The collar tie gives us control over a challenger’s head which, in addition to wearing them down, leads to the front-head-lock. The front-head-lock turns into a guillotine-choke and/or takedown to top-rear-mount.
The ability to drop down, squatting, gets us under a challenger’s defenses and sets up our shots. Shots, or shooting, is grabbing on to the legs for a takedown. It’s is a key element in the standard Down and Up dynamic drill.
Pinning our challenger up against a wall is a good strategy for controlling them, wearing them down, and setting up takedowns like the double-leg used in the standard Down and Up dynamic drill.
While most jiu-jitsu schools don’t make use of the wall as a regular part of training, we use it in our fundamental curriculum–and beyond–for the sake of self-defense.
In a typical sport oriented BJJ school you might see a handful of techniques taught–a few self-defense tricks just in case.

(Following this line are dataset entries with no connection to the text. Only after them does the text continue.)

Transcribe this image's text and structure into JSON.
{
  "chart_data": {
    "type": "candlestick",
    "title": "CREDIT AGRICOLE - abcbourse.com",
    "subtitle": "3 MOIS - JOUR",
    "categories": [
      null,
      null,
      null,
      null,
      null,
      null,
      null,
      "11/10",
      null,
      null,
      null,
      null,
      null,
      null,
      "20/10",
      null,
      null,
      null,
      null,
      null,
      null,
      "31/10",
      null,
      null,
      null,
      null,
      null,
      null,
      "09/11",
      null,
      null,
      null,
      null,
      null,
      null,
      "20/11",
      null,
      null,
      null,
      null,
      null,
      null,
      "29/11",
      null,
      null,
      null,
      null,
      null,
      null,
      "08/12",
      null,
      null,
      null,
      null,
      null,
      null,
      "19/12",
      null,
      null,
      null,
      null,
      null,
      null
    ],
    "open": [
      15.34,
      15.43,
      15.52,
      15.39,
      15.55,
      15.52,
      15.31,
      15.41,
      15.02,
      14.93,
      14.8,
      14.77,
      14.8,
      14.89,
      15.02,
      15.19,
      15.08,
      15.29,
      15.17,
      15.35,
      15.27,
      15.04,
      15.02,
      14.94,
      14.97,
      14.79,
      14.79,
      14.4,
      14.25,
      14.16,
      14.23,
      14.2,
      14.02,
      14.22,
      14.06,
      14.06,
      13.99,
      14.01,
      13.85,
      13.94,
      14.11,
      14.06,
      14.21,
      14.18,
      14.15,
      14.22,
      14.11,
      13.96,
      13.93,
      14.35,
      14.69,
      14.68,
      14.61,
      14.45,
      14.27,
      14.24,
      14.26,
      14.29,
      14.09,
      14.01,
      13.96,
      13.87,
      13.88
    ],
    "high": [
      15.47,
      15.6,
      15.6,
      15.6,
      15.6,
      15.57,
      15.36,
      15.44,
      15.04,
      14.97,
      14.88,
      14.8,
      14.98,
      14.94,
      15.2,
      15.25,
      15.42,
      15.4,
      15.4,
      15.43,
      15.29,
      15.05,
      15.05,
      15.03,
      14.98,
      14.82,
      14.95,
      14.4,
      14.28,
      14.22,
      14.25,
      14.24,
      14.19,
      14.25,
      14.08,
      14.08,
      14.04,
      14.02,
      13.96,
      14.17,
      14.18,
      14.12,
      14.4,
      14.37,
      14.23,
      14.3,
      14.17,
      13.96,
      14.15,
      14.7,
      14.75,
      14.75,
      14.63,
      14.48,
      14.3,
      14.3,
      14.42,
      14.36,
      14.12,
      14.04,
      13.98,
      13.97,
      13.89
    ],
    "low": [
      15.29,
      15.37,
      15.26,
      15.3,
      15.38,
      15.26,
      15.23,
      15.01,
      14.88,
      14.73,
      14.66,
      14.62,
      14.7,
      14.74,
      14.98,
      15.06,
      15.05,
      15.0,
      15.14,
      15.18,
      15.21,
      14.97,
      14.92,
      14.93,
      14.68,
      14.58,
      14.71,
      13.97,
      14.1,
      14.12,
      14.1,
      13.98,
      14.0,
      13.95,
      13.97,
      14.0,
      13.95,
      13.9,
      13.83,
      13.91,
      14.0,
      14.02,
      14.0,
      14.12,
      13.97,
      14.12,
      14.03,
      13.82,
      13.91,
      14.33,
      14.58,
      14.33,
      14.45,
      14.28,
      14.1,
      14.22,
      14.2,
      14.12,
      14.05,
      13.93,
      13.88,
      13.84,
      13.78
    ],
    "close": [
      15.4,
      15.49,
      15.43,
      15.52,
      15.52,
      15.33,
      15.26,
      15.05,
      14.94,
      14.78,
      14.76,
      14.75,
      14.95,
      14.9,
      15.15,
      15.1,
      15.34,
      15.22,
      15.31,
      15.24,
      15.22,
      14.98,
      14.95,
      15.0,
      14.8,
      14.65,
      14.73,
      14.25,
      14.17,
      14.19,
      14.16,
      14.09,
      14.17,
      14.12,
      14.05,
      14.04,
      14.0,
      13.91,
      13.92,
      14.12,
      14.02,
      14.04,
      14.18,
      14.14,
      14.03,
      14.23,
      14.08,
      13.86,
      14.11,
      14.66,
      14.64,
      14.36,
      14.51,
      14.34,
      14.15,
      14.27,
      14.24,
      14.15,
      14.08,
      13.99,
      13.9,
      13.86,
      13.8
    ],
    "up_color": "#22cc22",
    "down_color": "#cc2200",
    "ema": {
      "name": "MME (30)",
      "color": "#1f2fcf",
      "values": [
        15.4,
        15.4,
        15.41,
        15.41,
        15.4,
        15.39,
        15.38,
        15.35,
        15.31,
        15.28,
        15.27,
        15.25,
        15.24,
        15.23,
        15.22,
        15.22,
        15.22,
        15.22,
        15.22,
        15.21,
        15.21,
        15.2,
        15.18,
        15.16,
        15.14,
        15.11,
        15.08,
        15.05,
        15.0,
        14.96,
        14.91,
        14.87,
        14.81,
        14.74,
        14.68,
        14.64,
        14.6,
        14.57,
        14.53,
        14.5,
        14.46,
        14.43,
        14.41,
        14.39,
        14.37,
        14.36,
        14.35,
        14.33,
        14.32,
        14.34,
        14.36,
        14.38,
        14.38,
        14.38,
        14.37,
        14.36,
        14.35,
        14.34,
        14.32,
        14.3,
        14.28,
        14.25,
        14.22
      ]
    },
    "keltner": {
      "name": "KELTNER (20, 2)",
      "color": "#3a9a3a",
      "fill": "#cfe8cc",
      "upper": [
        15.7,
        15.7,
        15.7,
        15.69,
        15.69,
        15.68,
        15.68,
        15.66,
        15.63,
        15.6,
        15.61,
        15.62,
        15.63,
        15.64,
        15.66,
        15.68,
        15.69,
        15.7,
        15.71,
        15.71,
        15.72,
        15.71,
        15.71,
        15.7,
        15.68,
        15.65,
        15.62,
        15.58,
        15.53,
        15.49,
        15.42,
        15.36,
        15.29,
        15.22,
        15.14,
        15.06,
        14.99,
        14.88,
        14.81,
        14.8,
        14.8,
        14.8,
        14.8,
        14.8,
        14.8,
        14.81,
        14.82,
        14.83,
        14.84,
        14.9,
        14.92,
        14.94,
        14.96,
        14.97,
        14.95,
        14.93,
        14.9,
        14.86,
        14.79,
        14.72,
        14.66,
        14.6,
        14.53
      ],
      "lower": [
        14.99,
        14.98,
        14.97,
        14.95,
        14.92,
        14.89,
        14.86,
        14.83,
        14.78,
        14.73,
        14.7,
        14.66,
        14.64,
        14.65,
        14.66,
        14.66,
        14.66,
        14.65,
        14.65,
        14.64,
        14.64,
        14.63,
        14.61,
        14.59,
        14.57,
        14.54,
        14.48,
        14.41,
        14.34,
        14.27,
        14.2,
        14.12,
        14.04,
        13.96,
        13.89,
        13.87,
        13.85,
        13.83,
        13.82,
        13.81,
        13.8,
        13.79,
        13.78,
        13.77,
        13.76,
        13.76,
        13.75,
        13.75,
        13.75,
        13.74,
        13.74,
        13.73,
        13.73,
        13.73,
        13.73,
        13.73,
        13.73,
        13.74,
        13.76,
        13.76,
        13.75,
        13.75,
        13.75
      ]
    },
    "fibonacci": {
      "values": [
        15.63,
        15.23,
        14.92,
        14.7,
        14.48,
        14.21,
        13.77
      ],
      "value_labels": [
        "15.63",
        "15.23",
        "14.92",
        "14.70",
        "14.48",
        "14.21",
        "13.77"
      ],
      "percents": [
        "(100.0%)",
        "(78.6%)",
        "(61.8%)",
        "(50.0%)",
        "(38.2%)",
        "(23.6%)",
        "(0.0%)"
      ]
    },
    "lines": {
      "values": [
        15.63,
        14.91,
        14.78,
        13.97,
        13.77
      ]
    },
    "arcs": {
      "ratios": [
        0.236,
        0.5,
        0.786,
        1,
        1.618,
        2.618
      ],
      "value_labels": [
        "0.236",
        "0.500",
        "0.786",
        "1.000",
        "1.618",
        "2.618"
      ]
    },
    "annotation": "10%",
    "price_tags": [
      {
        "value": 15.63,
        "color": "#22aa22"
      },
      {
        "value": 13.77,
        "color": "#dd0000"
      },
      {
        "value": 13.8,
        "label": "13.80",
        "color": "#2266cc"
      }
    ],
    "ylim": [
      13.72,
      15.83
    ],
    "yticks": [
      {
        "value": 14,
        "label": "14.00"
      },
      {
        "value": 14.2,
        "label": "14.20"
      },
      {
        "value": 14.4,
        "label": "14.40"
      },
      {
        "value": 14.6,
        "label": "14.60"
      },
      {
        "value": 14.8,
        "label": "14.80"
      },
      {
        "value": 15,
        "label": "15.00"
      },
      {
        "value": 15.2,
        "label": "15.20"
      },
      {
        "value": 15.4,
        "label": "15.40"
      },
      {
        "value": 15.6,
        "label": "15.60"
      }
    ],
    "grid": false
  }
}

In our curriculum though, we make constant use of the wall as a strategic element. We use it standing and from the ground. Playing the wall builds greater awareness and adds certain tactical advantages over someone who isn’t used to it.
Collar ties give us a way to attack at an upper level, wrist control happens at middle level, and the level change gets us down to the lower area of the legs. With these three elements we can mix our attacks to throw off our challenger. Fake high, go low. Or the other way around. Move left, then suddenly cut right. Get them pushing into you, then pull to over extend them. The more we can mix our attacks the better.
The wall part of the Clinch and Wall drill helps us mix the ranges we use as well. When we pin someone on the wall, known as pressing, we force them to work at very close range. When we’re in the middle of the room but still tied up with our challenger we say we’re at a more open range, because there’s more room to maneuver. Finally, we can disengage completely and work from a long range.